SAM Magazine—Wildwood, Mo., June 22, 2017—Following a mild winter in the Midwest, Peak Resorts still expects to report record revenue of $120 to $125 million, and record EBITDA of $26 to $27 million for the year ended April 30, 2017. The company also plans to apply for permits to expand skiable terrain at peak resorts logoHunter Mountain, N.Y., and add a zip tour at Hidden Valley, Mo.

The anticipated revenue for fiscal 2017 represents an increase of nearly 30 percent over fiscal 2016. The expected record EBITDA would be a significant jump of more than 60 percent compared to 2016. This all adds up to more money in the bank; Peak expects to have more than $30 million in operating cash at year-end.

“Despite the unusually warm weather we faced, particularly in the Midwest where our margins are the highest, we generated record revenue and EBITDA, which underscores the resiliency of our business model,” said Peak Resorts CEO Tim Boyd. “Importantly, our liquidity is strong, and we remain committed to returning capital to our shareholders.”

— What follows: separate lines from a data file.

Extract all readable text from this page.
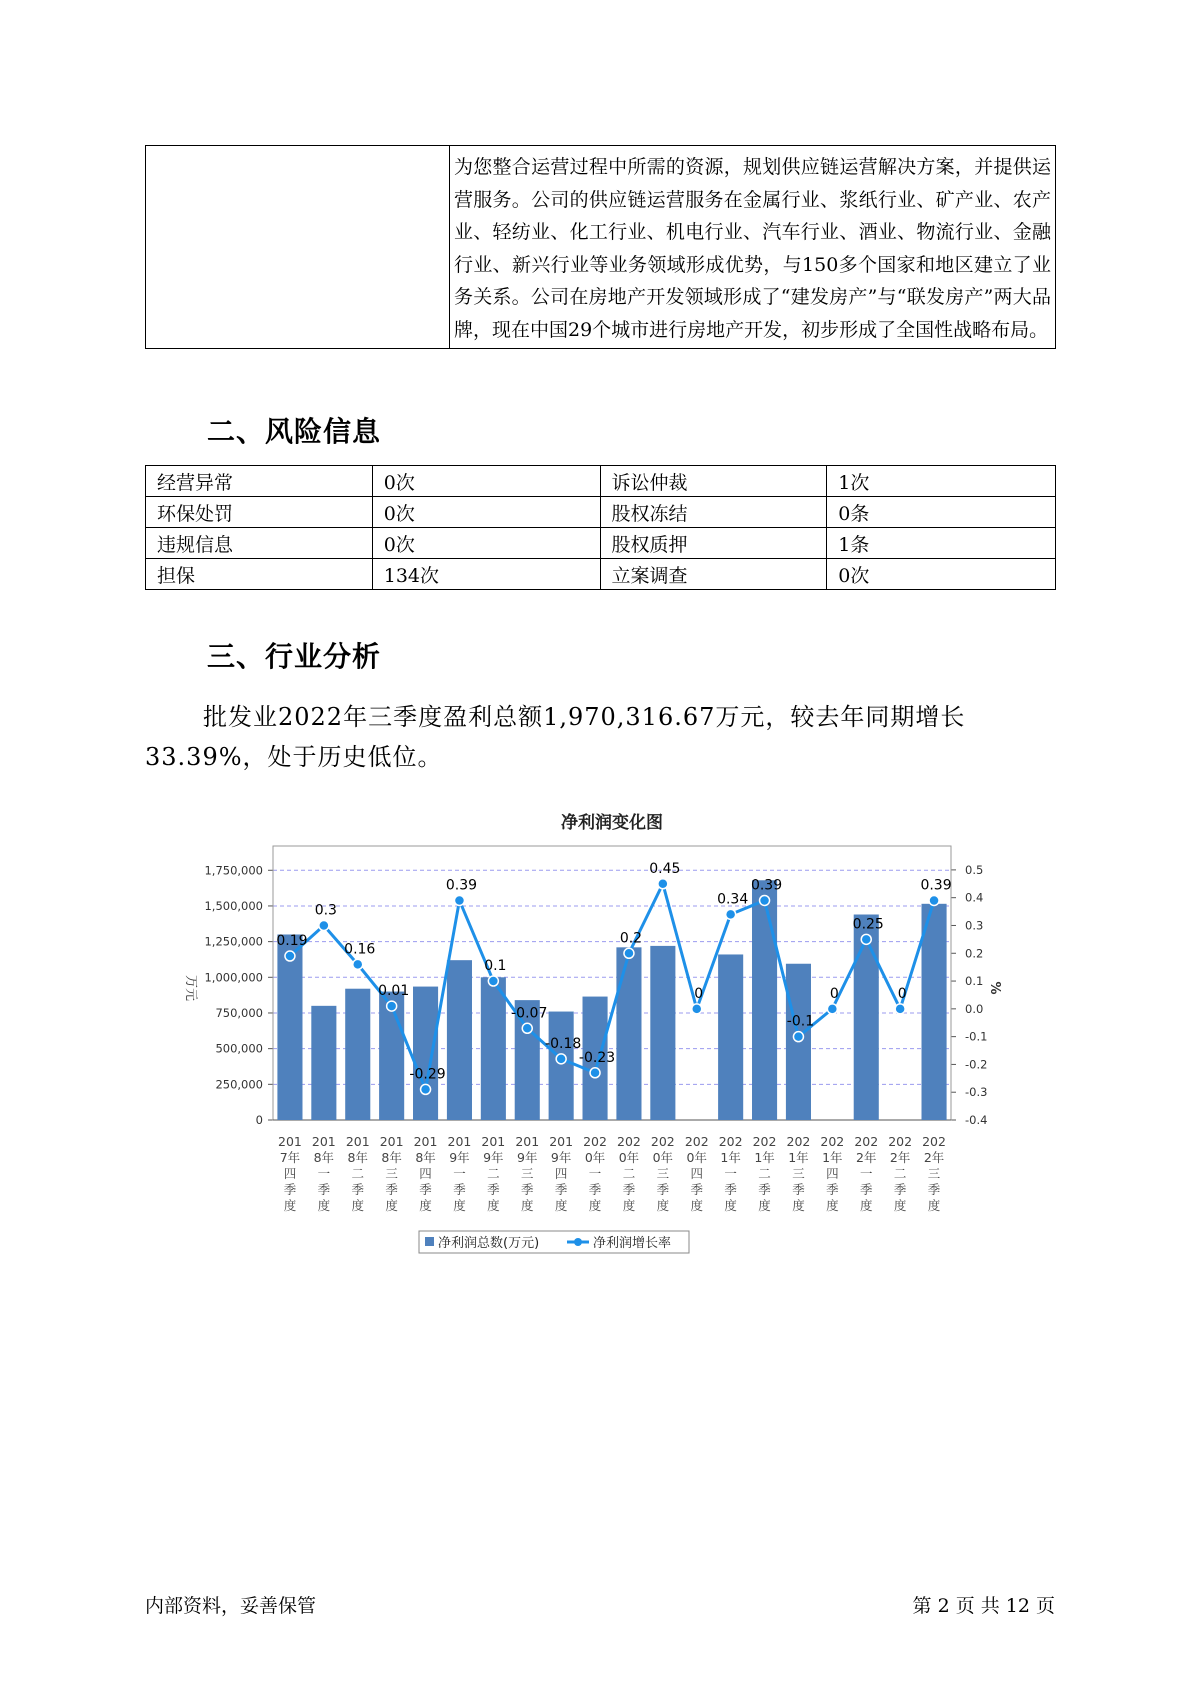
	为您整合运营过程中所需的资源，规划供应链运营解决方案，并提供运营服务。公司的供应链运营服务在金属行业、浆纸行业、矿产业、农产业、轻纺业、化工行业、机电行业、汽车行业、酒业、物流行业、金融行业、新兴行业等业务领域形成优势，与150多个国家和地区建立了业务关系。公司在房地产开发领域形成了“建发房产”与“联发房产”两大品牌，现在中国29个城市进行房地产开发，初步形成了全国性战略布局。
二、风险信息
经营异常	0次	诉讼仲裁	1次
环保处罚	0次	股权冻结	0条
违规信息	0次	股权质押	1条
担保	134次	立案调查	0次
三、行业分析
批发业2022年三季度盈利总额1,970,316.67万元，较去年同期增长33.39%，处于历史低位。
净利润变化图
0
250,000
500,000
750,000
1,000,000
1,250,000
1,500,000
1,750,000
-0.4
-0.3
-0.2
-0.1
0.0
0.1
0.2
0.3
0.4
0.5
万元	%
0.19
0.3
0.16
0.01
-0.29
0.39
0.1
-0.07
-0.18
-0.23
0.2
0.45
0
0.34
0.39
-0.1
0
0.25
0
0.39
201 7年四季度
201 8年一季度
201 8年二季度
201 8年三季度
201 8年四季度
201 9年一季度
201 9年二季度
201 9年三季度
201 9年四季度
202 0年一季度
202 0年二季度
202 0年三季度
202 0年四季度
202 1年一季度
202 1年二季度
202 1年三季度
202 1年四季度
202 2年一季度
202 2年二季度
202 2年三季度
净利润总数(万元)	净利润增长率
内部资料，妥善保管	第 2 页 共 12 页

The planned expansion at Hunter is expected to add about 45 skiable acres of mostly intermediate terrain. In addition, the new area will include more parking at the base of it and a high-speed detachable chairlift. Total cost is estimated to be around $9 million. The company hopes to complete the project in time for the 2018-19 season.

In an effort to boost off-season visitation, Peak plans to construct a $2.5 million zip tour at Hidden Valley in Wildwood, Mo., where Peak Resorts is based. The tour is expected to consist of around four zips, most of them longer spans. The company hopes to begin construction in the fall, and have it open by fall of 2018.

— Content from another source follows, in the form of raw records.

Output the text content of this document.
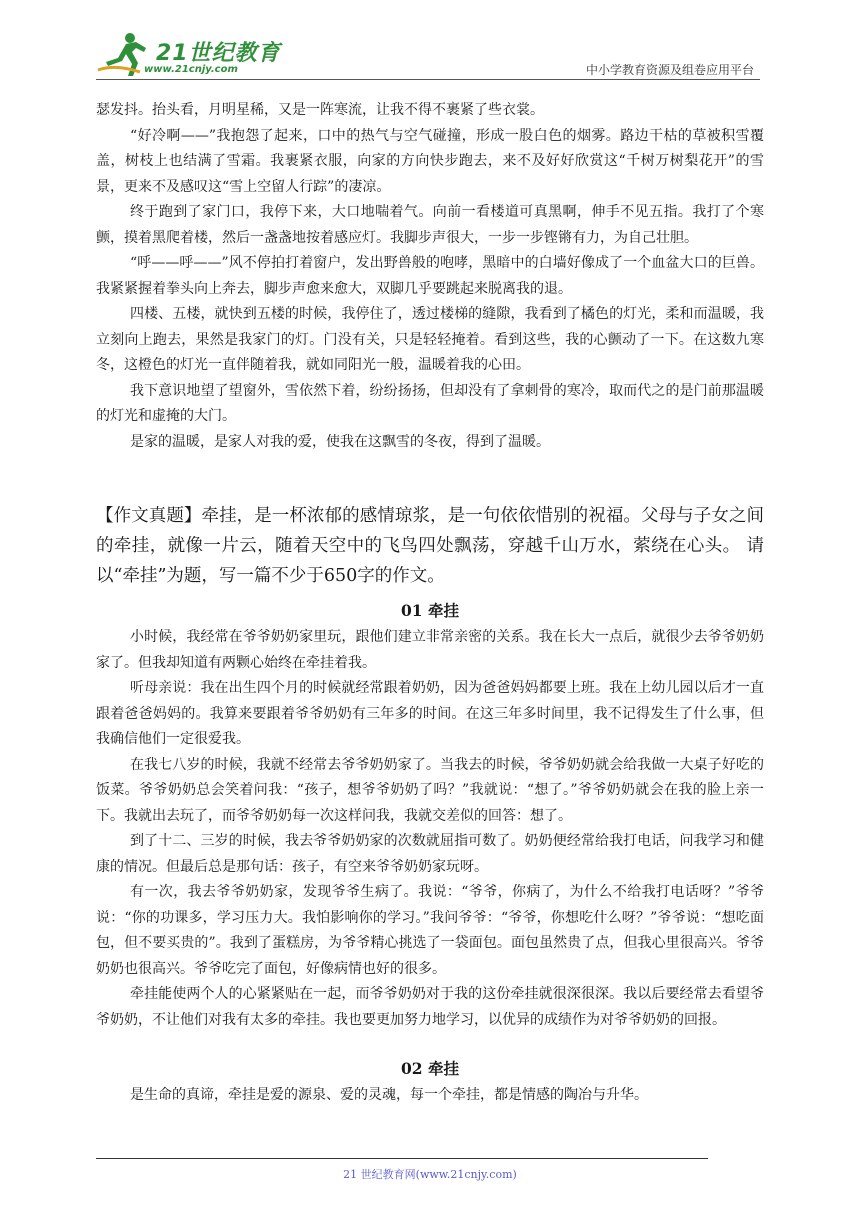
21世纪教育
www.21cnjy.com	中小学教育资源及组卷应用平台

瑟发抖。抬头看，月明星稀，又是一阵寒流，让我不得不裹紧了些衣裳。

“好冷啊——”我抱怨了起来，口中的热气与空气碰撞，形成一股白色的烟雾。路边干枯的草被积雪覆盖，树枝上也结满了雪霜。我裹紧衣服，向家的方向快步跑去，来不及好好欣赏这“千树万树梨花开”的雪景，更来不及感叹这“雪上空留人行踪”的凄凉。

终于跑到了家门口，我停下来，大口地喘着气。向前一看楼道可真黑啊，伸手不见五指。我打了个寒颤，摸着黑爬着楼，然后一盏盏地按着感应灯。我脚步声很大，一步一步铿锵有力，为自己壮胆。

“呼——呼——”风不停拍打着窗户，发出野兽般的咆哮，黑暗中的白墙好像成了一个血盆大口的巨兽。我紧紧握着拳头向上奔去，脚步声愈来愈大，双脚几乎要跳起来脱离我的退。

四楼、五楼，就快到五楼的时候，我停住了，透过楼梯的缝隙，我看到了橘色的灯光，柔和而温暖，我立刻向上跑去，果然是我家门的灯。门没有关，只是轻轻掩着。看到这些，我的心颤动了一下。在这数九寒冬，这橙色的灯光一直伴随着我，就如同阳光一般，温暖着我的心田。

我下意识地望了望窗外，雪依然下着，纷纷扬扬，但却没有了拿刺骨的寒冷，取而代之的是门前那温暖的灯光和虚掩的大门。

是家的温暖，是家人对我的爱，使我在这飘雪的冬夜，得到了温暖。

【作文真题】牵挂，是一杯浓郁的感情琼浆，是一句依依惜别的祝福。父母与子女之间的牵挂，就像一片云，随着天空中的飞鸟四处飘荡，穿越千山万水，萦绕在心头。 请以“牵挂”为题，写一篇不少于650字的作文。

01 牵挂

小时候，我经常在爷爷奶奶家里玩，跟他们建立非常亲密的关系。我在长大一点后，就很少去爷爷奶奶家了。但我却知道有两颗心始终在牵挂着我。

听母亲说：我在出生四个月的时候就经常跟着奶奶，因为爸爸妈妈都要上班。我在上幼儿园以后才一直跟着爸爸妈妈的。我算来要跟着爷爷奶奶有三年多的时间。在这三年多时间里，我不记得发生了什么事，但我确信他们一定很爱我。

在我七八岁的时候，我就不经常去爷爷奶奶家了。当我去的时候，爷爷奶奶就会给我做一大桌子好吃的饭菜。爷爷奶奶总会笑着问我：“孩子，想爷爷奶奶了吗？”我就说：“想了。”爷爷奶奶就会在我的脸上亲一下。我就出去玩了，而爷爷奶奶每一次这样问我，我就交差似的回答：想了。

到了十二、三岁的时候，我去爷爷奶奶家的次数就屈指可数了。奶奶便经常给我打电话，问我学习和健康的情况。但最后总是那句话：孩子，有空来爷爷奶奶家玩呀。

有一次，我去爷爷奶奶家，发现爷爷生病了。我说：“爷爷，你病了，为什么不给我打电话呀？”爷爷说：“你的功课多，学习压力大。我怕影响你的学习。”我问爷爷：“爷爷，你想吃什么呀？”爷爷说：“想吃面包，但不要买贵的”。我到了蛋糕房，为爷爷精心挑选了一袋面包。面包虽然贵了点，但我心里很高兴。爷爷奶奶也很高兴。爷爷吃完了面包，好像病情也好的很多。

牵挂能使两个人的心紧紧贴在一起，而爷爷奶奶对于我的这份牵挂就很深很深。我以后要经常去看望爷爷奶奶，不让他们对我有太多的牵挂。我也要更加努力地学习，以优异的成绩作为对爷爷奶奶的回报。

02 牵挂

是生命的真谛，牵挂是爱的源泉、爱的灵魂，每一个牵挂，都是情感的陶冶与升华。

21 世纪教育网(www.21cnjy.com)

“While expanding our portfolio through new resorts remains a key priority for us, we also intend to build value by investing in our current properties through expansions, new products, and amenities that will elevate our customers' skiing and off-season experiences and keep them visiting more often. These investments alone could boost our company-wide EBITDA by $2 to $3 million on an investment of approximately $11.5 million, generating solid returns on our capital,” said Boyd.